Por: Ana Gabriela Morales Rios
Refúgiate, niña, en mi abrazo
de historias y raíces.
Cíñete, brote, a mi regazo
trazo de luna creciente.
Hala lala layya…
Te cantaré y te contaré cómo has sido forjada
con semillas, pétalos y corolas,
cómo es que de materia cósmica fuiste creada,
y lava y sangre recorren tus venas.
Agita tus alas como una paloma
No te encontrarán en fosas ni escombros,
no en el extravío — en la nadez —
no te hallarán en cenizas — en rescoldos —
no en el espanto/estruendo/ahogo/padecer.
ve y grita bien alto a todos tus queridos
Volarás, niña, en tu parvada,
— sobre el río Bravo o el Mediterráneo —
plena, en libertad y acompañada,
corazones en goce, bullicioso aleteo
como colmena — de miel colmada.
diles que las pesadillas siempre se acaban…[i]
[i] Hala lala layya / Canción de cuna, tradición oral de las abuelas palestinas, legado en vías de desaparición.

Nací en Chihuahua y actualmente radico en la Ciudad de México.
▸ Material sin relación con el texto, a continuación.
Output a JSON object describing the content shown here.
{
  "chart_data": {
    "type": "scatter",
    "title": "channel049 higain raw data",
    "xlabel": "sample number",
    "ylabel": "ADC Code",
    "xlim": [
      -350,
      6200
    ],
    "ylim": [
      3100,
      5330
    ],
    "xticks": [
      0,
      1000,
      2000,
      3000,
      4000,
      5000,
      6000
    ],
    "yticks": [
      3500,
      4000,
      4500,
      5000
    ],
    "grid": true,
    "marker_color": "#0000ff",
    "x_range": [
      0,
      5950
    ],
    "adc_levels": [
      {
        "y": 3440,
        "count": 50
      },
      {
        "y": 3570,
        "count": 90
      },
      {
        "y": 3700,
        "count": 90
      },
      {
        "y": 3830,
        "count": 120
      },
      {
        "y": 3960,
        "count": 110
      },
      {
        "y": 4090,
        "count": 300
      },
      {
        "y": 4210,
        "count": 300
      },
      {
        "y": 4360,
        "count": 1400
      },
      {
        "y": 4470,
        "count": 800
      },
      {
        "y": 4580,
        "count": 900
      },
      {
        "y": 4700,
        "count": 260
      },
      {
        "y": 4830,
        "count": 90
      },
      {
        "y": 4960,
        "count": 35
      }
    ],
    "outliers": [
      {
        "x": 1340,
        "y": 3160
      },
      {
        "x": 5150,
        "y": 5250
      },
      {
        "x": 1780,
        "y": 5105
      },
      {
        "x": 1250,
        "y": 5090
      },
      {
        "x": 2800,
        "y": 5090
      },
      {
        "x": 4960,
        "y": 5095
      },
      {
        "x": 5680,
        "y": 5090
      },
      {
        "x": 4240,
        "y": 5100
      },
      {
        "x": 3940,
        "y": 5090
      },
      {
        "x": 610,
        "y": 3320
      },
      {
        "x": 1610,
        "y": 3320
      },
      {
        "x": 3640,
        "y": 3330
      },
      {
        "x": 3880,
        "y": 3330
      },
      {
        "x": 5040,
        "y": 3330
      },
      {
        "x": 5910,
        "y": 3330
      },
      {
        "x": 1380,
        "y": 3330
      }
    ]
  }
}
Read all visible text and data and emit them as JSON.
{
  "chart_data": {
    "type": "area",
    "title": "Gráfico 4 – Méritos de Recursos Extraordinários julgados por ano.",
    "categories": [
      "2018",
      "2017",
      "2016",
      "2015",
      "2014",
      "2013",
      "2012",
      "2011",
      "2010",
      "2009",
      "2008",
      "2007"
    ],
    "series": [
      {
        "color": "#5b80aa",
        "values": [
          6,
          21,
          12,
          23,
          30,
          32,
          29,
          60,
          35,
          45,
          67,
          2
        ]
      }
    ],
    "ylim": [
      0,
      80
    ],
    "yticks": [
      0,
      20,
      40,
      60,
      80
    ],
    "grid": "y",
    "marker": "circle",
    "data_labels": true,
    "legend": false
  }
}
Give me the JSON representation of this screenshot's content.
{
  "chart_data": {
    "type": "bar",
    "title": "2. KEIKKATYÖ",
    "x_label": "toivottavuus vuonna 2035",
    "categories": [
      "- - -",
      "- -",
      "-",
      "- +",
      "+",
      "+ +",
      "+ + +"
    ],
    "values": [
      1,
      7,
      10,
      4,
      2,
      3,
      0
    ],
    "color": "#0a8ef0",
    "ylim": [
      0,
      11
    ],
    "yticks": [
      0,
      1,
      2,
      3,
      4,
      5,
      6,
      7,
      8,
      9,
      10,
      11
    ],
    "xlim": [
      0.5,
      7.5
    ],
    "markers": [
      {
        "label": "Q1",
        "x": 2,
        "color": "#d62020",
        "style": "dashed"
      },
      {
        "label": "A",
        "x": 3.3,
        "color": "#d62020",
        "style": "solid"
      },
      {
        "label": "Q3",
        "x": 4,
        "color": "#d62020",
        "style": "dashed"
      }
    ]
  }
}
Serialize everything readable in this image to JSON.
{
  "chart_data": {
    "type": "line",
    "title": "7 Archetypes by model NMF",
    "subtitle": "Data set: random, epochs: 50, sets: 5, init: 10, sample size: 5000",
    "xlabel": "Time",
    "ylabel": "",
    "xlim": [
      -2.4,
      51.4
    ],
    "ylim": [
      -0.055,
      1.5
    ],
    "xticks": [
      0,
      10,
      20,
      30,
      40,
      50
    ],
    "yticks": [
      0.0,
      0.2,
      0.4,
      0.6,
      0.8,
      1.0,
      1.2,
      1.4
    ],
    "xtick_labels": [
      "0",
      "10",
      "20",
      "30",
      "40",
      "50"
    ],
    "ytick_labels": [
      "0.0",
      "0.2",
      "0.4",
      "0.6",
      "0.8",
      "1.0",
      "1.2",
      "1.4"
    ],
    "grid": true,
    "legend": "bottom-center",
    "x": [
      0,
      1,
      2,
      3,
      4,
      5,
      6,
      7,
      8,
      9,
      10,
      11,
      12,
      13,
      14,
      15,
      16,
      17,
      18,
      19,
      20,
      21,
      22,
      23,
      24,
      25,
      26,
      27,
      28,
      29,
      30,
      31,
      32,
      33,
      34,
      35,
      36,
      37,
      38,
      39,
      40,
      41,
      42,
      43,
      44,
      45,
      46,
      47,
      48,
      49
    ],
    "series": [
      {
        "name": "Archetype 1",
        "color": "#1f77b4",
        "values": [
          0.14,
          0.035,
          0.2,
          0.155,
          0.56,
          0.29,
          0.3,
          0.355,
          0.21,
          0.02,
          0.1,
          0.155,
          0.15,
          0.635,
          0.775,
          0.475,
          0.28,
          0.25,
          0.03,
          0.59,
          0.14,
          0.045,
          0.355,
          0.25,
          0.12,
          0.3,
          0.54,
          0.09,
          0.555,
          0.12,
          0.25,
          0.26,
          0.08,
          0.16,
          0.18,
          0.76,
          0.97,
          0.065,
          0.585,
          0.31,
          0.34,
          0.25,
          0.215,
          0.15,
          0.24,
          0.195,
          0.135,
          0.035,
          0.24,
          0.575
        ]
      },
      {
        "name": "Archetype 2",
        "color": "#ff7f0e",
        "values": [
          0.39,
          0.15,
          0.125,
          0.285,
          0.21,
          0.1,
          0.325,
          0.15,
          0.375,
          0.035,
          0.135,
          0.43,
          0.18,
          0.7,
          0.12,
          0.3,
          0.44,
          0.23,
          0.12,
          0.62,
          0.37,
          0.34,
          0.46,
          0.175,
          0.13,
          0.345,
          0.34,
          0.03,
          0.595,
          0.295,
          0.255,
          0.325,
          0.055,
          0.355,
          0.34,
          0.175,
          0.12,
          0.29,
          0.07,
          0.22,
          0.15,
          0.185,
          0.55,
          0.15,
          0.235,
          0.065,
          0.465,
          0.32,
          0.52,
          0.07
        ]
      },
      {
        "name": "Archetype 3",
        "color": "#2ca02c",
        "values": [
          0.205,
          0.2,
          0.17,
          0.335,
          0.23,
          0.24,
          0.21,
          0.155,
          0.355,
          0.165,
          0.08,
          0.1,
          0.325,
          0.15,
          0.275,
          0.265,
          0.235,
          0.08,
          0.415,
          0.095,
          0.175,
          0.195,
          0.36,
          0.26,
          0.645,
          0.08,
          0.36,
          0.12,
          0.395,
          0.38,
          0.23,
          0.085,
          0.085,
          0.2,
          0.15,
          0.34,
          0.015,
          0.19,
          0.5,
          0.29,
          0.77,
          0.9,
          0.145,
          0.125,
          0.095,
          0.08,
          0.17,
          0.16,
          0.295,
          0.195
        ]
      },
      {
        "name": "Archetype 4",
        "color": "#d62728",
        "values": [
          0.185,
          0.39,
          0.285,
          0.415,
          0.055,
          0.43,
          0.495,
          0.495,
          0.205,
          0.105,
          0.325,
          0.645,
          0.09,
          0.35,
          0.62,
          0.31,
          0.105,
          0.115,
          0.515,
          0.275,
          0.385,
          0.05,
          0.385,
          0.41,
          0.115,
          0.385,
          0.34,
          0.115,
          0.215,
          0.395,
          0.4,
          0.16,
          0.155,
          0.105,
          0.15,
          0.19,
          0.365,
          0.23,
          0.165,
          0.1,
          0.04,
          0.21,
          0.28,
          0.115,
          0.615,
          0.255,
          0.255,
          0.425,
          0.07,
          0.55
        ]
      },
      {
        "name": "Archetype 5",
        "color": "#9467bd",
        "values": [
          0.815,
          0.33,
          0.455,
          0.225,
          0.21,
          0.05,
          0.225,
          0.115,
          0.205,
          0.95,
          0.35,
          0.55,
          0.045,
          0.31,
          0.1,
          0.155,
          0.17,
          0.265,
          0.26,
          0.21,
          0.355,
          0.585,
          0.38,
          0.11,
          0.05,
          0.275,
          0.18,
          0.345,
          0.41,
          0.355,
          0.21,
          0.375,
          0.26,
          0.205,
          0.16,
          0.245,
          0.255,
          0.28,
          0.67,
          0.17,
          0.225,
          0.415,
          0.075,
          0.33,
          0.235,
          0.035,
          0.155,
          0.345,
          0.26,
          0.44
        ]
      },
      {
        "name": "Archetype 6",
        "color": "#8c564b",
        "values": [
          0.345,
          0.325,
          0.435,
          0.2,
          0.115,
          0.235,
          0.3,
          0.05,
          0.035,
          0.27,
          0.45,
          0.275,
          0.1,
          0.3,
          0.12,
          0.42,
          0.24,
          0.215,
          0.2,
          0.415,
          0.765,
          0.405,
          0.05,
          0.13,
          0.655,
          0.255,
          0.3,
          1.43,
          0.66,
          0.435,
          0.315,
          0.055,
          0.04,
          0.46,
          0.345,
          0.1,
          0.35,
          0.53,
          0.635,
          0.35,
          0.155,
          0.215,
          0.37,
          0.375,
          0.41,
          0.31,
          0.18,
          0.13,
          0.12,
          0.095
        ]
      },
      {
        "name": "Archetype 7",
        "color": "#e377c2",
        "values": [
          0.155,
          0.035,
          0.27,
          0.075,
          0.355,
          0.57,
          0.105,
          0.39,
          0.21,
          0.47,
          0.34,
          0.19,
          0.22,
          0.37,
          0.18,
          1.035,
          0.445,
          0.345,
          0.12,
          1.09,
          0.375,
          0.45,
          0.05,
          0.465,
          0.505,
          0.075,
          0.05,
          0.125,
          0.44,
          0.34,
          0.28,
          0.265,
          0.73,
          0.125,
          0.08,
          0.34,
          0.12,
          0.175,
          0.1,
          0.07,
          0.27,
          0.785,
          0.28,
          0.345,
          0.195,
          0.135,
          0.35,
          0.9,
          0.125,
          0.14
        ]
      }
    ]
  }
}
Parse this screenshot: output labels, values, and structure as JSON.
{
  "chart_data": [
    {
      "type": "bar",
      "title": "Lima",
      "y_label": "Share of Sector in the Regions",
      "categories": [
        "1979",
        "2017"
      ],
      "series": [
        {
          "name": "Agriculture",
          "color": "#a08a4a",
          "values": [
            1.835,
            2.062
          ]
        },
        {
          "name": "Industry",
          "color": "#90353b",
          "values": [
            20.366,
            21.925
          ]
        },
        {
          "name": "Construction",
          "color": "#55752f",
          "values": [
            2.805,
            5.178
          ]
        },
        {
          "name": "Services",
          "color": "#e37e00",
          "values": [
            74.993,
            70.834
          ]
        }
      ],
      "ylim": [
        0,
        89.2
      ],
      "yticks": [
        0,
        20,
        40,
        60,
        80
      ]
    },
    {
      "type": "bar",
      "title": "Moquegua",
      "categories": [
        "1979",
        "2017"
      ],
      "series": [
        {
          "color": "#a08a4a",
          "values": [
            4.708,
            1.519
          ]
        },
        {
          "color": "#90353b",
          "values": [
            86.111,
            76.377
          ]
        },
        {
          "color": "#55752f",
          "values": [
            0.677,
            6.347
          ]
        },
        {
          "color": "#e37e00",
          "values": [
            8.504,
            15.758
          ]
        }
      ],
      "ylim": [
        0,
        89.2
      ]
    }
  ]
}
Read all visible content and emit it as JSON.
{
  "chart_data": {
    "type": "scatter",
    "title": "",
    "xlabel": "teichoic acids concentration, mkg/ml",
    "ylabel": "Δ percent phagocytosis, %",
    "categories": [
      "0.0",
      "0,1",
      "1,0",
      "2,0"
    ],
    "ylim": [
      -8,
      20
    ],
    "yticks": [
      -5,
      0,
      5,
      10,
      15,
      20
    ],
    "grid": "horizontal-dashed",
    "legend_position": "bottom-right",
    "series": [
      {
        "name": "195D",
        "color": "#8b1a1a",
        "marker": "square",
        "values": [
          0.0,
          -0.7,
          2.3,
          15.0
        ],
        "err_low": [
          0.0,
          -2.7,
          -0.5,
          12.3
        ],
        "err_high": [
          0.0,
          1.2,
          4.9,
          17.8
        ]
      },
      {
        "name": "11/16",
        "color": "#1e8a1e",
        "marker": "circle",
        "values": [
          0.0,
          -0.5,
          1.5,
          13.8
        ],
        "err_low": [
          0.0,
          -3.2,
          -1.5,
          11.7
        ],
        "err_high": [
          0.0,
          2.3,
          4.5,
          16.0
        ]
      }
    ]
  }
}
Soy psicóloga y amo pasar mis días entre relatos, estímulos sensoriales, ternura y noches de lluvia. Mis escritos se han publicado en proyectos digitales e impresos como Editorial Elementum, Infinita Editorial, Penumbria, Especulativas, LeSVOZ, Musas Muertas Consejo Editorial, Editorial Libros de nadie y otros.